Allégations de massacre d'animaux à Mamak : une enquête ouverte
Suite aux allégations de torture sur des chiens dans le refuge géré par la municipalité de Mamak, des défenseurs des animaux ont afflué sur les lieux. Dans un communiqué publié sur les réseaux sociaux, le gouvernorat d'Ankara a indiqué qu'une enquête avait été ouverte sur cette affaire et les responsables, et qu'elle était menée avec rigueur.
İHA
Suite aux allégations selon lesquelles des animaux auraient été torturés par le personnel et les vétérinaires du centre de réhabilitation et refuge temporaire pour animaux errants de la municipalité de Mamak, des défenseurs des animaux ont afflué dans la zone où se trouve le refuge. Après l'annonce des autorités, les chiens ont été adoptés par des bénévoles.
"ILS SONT MORTS EN SE DÉVORANT ENTRE EUX"
Une citoyenne nommée Ayça Salgara a déclaré être venue sur place après avoir reçu un signalement : "À notre arrivée, nous n'avons pas été autorisés à entrer. Ils ne laissent pas sortir ceux qui sont à l'intérieur, prétextant que la clé a été perdue. Nous avons fait le tour par l'arrière pour voir s'il y avait une porte ouverte. Bien sûr, toutes les portes étaient fermées, mais nous avons fait le tour sans savoir ce qui nous attendait.

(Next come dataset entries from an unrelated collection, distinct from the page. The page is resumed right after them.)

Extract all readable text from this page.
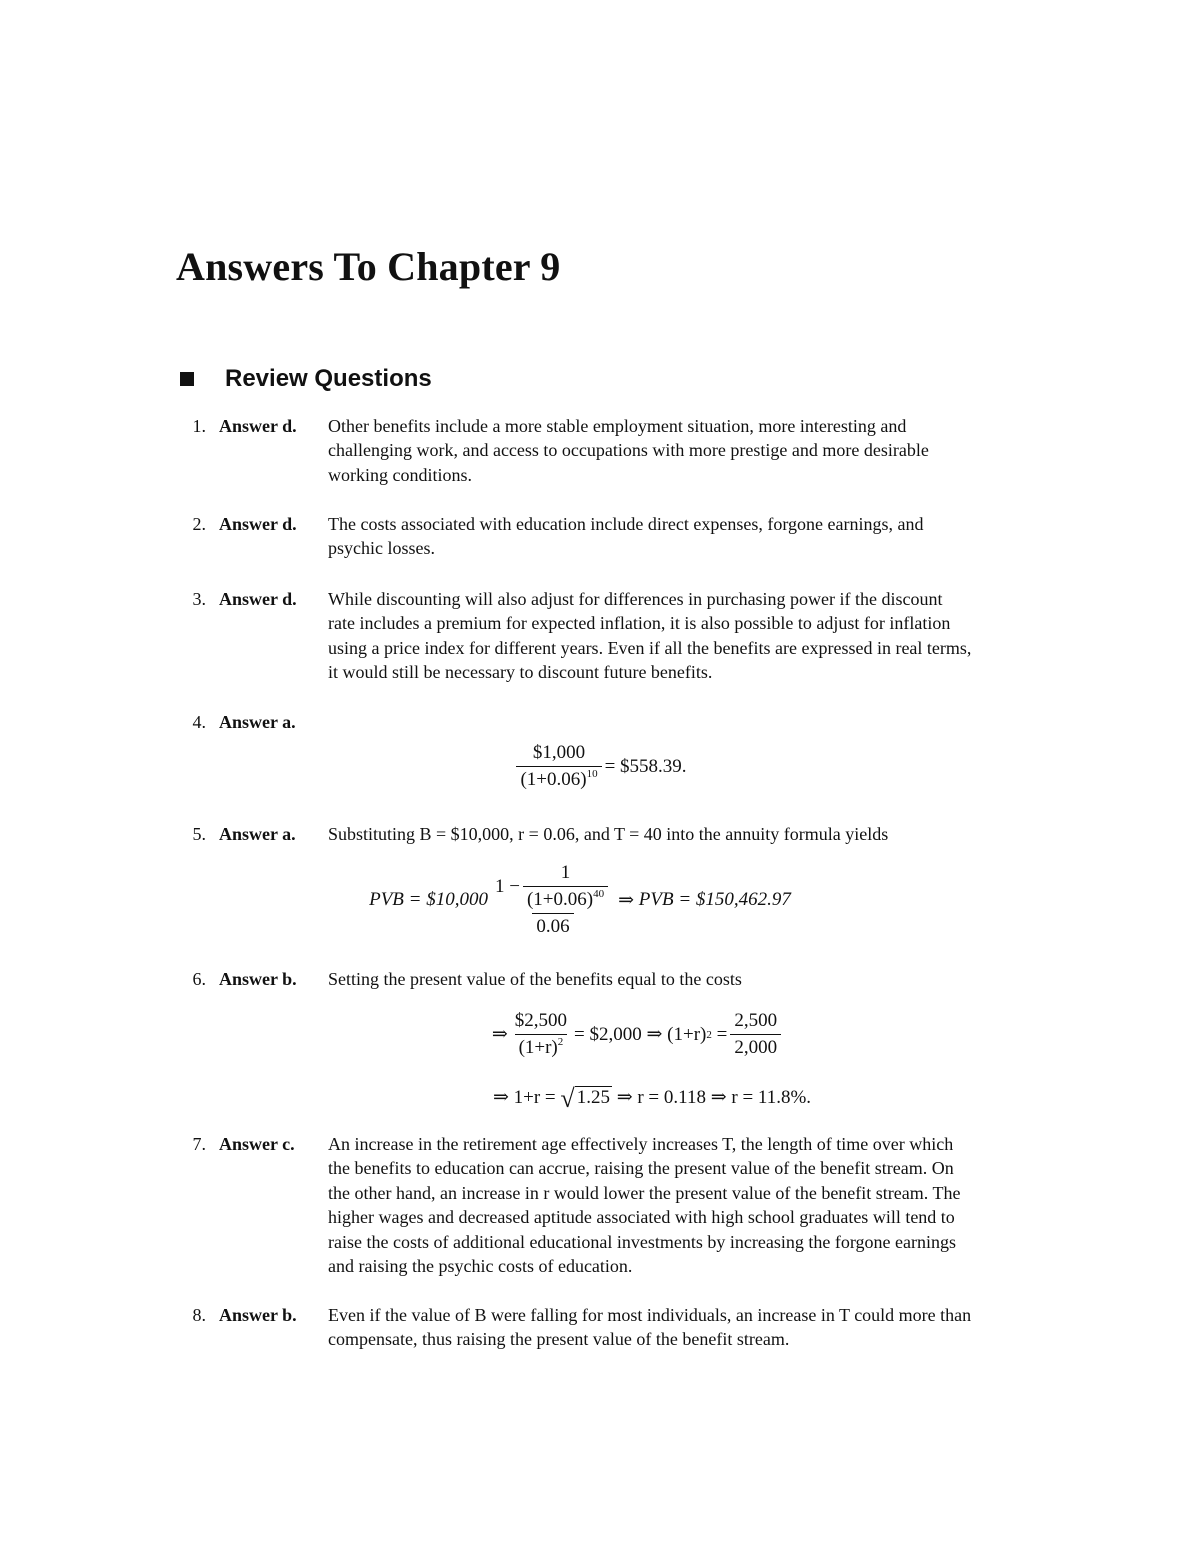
Answers To Chapter 9
Review Questions
1. Answer d. Other benefits include a more stable employment situation, more interesting and

challenging work, and access to occupations with more prestige and more desirable

working conditions.

2. Answer d. The costs associated with education include direct expenses, forgone earnings, and

psychic losses.

3. Answer d. While discounting will also adjust for differences in purchasing power if the discount

rate includes a premium for expected inflation, it is also possible to adjust for inflation

using a price index for different years. Even if all the benefits are expressed in real terms,

it would still be necessary to discount future benefits.

4. Answer a.
$\frac{\$1,000}{(1+0.06)^{10}}$ = $558.39.
5. Answer a. Substituting B = $10,000, r = 0.06, and T = 40 into the annuity formula yields

PVB = $10,000 $\frac{1 - \frac{1}{(1+0.06)^{40}}}{0.06}$ ⇒
PVB = $150,462.97
6. Answer b. Setting the present value of the benefits equal to the costs

⇒ $\frac{\$2,500}{(1+r)^2}$ = $2,000 ⇒ (1+r) 2
= $\frac{2,500}{2,000}$
⇒ 1+r =
√ 1.25
⇒ r = 0.118 ⇒ r = 11.8%.
7. Answer c. An increase in the retirement age effectively increases T, the length of time over which

the benefits to education can accrue, raising the present value of the benefit stream. On

the other hand, an increase in r would lower the present value of the benefit stream. The

higher wages and decreased aptitude associated with high school graduates will tend to

raise the costs of additional educational investments by increasing the forgone earnings

and raising the psychic costs of education.

8. Answer b. Even if the value of B were falling for most individuals, an increase in T could more than

compensate, thus raising the present value of the benefit stream.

Cependant, nous avons vu des animaux morts, suspendus aux grillages. L'animal était resté accroché au grillage et était mort. Juste à côté, le long de l'autre grillage, au moins 6 ou 7 chiens étaient morts après s'être entre-déchirés.
Ils sont probablement morts en se dévorant les uns les autres par faim. Un peu plus loin, en regardant derrière le mur, nous avons constaté qu'il n'y avait pas une goutte d'eau ni une miette de nourriture devant les animaux, et que les cadavres étaient en train d'être dévorés par les autres", a-t-elle témoigné.
DÉCLARATION DU GOUVERNORAT
Le gouvernorat d'Ankara a annoncé sur les réseaux sociaux qu'à la suite des informations parues sur les réseaux sociaux concernant le refuge pour animaux de la municipalité de Mamak, les unités du commandement provincial de la gendarmerie ont ouvert une enquête sur les faits et les responsables, et que celle-ci est menée avec rigueur.